I went from accepting I wouldn't see a true AI in my lifetime, to thinking it is possible before I die, to thinking it is possible in in the next decade, to thinking it is probably in the next 3 years to wondering if we might see it this year.
Just 6 months ago people were wondering if pre-training was stalling out and if we hit a wall. Then deepseek drops with RL'd inference time compute, China jumps from being 2 years behind in the AI race to being neck-and-neck and we're all wondering what will happen when we apply those techniques to the current full-sized behemoth models.
It seems the models that are going to come out around summer time may be jumps in capability beyond our expectations. And the updated costs means that there may be several open source alternatives available. The intelligence that will be available to the average technically literate individual will be frightening.
- pjc50 5 months ago
  
  This frightens mostly people whose identity is built around "intelligence", but without grounding in the real world. I've yet to see really good articulations of what, precisely we should be scared of.
  Bedroom superweapons? Algorithmic propaganda? These things have humans in the loop building them. And the problem of "human alignment" is one unsolved since Cain and Abel.
  AI alone is words on a screen.
  The sibling thread details the "mass unemployment" scenario, which would be destabilizing, but understates how much of the current world of work is still physical.

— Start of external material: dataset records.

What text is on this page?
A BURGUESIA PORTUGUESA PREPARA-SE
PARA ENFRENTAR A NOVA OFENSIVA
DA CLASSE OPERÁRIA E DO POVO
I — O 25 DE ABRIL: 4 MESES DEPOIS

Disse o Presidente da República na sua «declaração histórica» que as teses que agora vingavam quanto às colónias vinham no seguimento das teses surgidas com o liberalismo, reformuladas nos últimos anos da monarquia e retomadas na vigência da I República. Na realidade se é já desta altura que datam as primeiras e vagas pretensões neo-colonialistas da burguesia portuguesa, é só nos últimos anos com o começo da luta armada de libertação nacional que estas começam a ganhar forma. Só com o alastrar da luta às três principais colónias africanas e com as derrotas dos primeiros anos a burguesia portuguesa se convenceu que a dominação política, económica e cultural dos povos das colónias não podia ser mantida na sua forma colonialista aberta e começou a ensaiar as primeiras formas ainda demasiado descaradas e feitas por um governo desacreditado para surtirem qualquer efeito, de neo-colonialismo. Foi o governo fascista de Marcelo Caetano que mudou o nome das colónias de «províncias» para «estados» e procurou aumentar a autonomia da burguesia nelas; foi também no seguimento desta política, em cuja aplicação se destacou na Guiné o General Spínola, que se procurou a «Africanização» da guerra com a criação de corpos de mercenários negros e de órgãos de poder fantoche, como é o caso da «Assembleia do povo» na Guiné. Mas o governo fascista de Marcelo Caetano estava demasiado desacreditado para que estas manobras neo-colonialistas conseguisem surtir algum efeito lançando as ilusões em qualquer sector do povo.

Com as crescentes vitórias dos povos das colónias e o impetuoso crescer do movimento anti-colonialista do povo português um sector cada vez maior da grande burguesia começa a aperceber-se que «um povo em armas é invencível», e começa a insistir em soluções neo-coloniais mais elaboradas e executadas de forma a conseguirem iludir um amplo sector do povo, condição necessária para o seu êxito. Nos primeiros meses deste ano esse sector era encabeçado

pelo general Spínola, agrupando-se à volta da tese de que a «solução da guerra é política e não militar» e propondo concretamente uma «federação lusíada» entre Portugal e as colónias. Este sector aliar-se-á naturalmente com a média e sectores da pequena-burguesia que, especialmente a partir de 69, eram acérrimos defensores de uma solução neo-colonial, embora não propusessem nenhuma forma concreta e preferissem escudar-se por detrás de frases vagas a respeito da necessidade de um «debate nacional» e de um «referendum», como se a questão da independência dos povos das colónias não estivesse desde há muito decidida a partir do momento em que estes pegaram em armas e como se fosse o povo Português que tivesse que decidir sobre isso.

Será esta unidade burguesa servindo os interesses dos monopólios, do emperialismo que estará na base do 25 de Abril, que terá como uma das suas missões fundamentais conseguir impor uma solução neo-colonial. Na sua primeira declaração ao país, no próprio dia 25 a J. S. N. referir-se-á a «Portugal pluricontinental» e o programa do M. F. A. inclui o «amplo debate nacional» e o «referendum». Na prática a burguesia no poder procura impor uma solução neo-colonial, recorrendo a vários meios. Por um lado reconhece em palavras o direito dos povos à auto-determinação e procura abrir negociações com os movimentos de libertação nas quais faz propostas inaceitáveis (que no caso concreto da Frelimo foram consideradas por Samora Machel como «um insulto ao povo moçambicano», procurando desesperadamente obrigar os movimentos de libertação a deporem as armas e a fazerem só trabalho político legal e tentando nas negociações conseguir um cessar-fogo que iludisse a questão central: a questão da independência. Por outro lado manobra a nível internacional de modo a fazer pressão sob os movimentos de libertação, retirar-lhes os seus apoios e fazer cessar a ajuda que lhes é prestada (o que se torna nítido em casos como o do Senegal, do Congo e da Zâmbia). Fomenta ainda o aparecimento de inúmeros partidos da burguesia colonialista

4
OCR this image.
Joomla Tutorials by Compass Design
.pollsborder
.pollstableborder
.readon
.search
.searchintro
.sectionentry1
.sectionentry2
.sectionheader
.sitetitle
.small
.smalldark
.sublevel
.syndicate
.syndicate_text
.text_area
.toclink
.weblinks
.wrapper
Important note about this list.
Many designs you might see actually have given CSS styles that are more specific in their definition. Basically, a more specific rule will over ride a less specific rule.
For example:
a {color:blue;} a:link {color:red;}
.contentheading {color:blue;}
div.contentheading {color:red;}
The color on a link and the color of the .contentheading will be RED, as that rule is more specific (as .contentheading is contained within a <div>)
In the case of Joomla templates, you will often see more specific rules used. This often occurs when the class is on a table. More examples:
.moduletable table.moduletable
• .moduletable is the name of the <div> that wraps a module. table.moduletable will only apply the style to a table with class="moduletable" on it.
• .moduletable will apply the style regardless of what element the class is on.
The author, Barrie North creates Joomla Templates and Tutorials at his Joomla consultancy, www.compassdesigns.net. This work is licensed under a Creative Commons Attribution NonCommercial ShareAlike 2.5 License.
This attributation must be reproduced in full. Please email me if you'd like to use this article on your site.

It's a threat to pure desk workers, but we're not the majority of the economy.
  Perhaps there will be political instability, but .. we're already there from good old humans.
  
  8 replies →
- palmotea 5 months ago
  
  > The intelligence that will be available to the average technically literate individual will be frightening.
  That's not the scary part. The scary part is the intelligence at scale that could be available to the average employer. Lots of us like to LARP that we're capitalists, but very few of us are. There's zero ideological or cultural framework in place to prioritize the well being of the general population over the profits of some capitalists.
  AI, especially accelerating AI, is bad news for anyone who needs to work for a living. It's not going to lead to a Star Trek fantasy. It means an eventual phase change for the economy that consigns us (and most consumer product companies) to wither and fade away.
  
  19 replies →
gom_jabbar 5 months ago
Yes, and Accelerationism predicted this development back in the 1990s, perhaps most prominently in the opening lines of Nick Land's Meltdown (1994) text:
[[ ]] The story goes like this: Earth is captured by a technocapital singularity as renaissance rationalization and oceanic navigation lock into commoditization take-off. Logistically accelerating techno-economic interactivity crumbles social order in auto-sophisticating machine runaway. As markets learn to manufacture intelligence, politics modernizes, upgrades paranoia, and tries to get a grip.
> reasoning models which do AI research
In the introduction to my research project on Accelerationism [0], I write:
Faced with the acceleration of progress in Artificial Intelligence (AI) — with AI agents now automating AI research and development —, Accelerationism no longer seems like an abstract philosophy producing empty hyperstitional hype, but like a sober description of reality. The failed 2023 memorandum to stop AI development on systems more powerful than OpenAI's ChatGPT-4 perfectly illustrates the phenomenological aspects of Accelerationism: "To be rushed by the phenomenon, to the point of terminal institutional paralysis, is the phenomenon." [1]
At the current rate of acceleration, if you don't write hyperstitionally, your texts are dead on arrival.
[0] https://retrochronic.com/
[1] Nick Land (2017). A Quick-and-Dirty Introduction to Accelerationism in Jacobite Magazine.
- pizza 5 months ago
  
  Hope we get the Nick Land the younger, and not Nick Land the elder, set of outcomes. Somewhere, sometime, along the way, it seems like everything from CCRU and Duginism leapt out of the page into the real. Maybe it's just the beginning of the Baudrilliardian millennium.
- versteegen 5 months ago
  
  Nice. Though I couldn't understand those "opening lines" until I read in your Introduction:
  > For Land, capitalism begins in Northern Italy around 1500 with "the emerging world of technologists and accountants", the spiral interexcitation of "oceanic navigation and place-value calculation", and zero-unlocked double-entry book-keeping
  Fibonacci, amongst many others, played a critical role that highly accelerative technology.

nyoomboom 5 months ago

I think a skill here is learning a bias for experimentation and accepting the results one finds. Also the book "Why Greatness Cannot Be Planned" showcases the kind of open ended play that results in people discovering stuff like this.

tomaskafka 5 months ago

One thing is to realize that we as humans have a thinking steps (internal monologue) before we output the texts. When LLMs produce text, we expect this thinking process to happen as well, but it does not - they are 'idiots that babble the first thing that comes to their minds'.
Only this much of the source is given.